The patient must also learn to not carry tension in the affected muscles throughout the day. Techniques to address this have been described by Wise & Anderson (2008).
Further techniques to maximize release
How exactly proprioceptive neuromuscular facilitation (PNF) works continues to be investigated and remains inconclusive (Chalmers 2004, Sharman et al. 2006). There are various hypotheses regarding the mechanisms of action of post-isometric relaxation; however, it is likely to involve both neurological and circulatory influences (Fryer & Fossum 2009). Clinically it can be observed that if a patient works on a maximal contraction into end of range and reinforces for example 5 times, the maximal release afterwards is even more effective.

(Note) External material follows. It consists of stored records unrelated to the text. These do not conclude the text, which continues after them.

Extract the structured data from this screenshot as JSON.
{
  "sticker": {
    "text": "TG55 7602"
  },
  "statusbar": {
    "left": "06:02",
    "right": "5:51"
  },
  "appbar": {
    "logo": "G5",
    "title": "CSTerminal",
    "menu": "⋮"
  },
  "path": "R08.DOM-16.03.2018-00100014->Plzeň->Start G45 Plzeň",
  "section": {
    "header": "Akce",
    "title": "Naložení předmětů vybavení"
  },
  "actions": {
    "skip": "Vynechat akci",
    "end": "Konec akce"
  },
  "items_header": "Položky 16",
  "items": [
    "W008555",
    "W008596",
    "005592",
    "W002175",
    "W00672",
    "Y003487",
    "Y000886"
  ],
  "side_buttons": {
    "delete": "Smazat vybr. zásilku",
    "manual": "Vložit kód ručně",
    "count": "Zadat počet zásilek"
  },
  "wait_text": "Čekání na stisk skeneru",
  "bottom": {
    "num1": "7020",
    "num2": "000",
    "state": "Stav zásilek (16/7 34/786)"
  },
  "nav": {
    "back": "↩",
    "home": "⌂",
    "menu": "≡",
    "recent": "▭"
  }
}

The ‘sniff, flop and drop’ technique makes use of the ‘quick stretch’ theory described in proprioceptive neuromuscular facilitation (PNF). The stretch stimulus has been defined as ‘an increased state of responsiveness to cortical stimulation that exists when a muscle is placed in an elongated position’ (Saliba et al. 1993). The stretch reflex is facilitated by a rapid elongation of the muscle that stimulates the muscle spindle fibres to fire resulting in a reflex contraction. This reflex response produces a short-lived contraction, where volitional control then takes over. Earlier in this section it was suggested that a quicker inhalation with a greater volume of air is more effective in releasing the pelvic floor than a slower in-breath with a slower pelvic floor release. It may be that this technique follows the principles of PNF.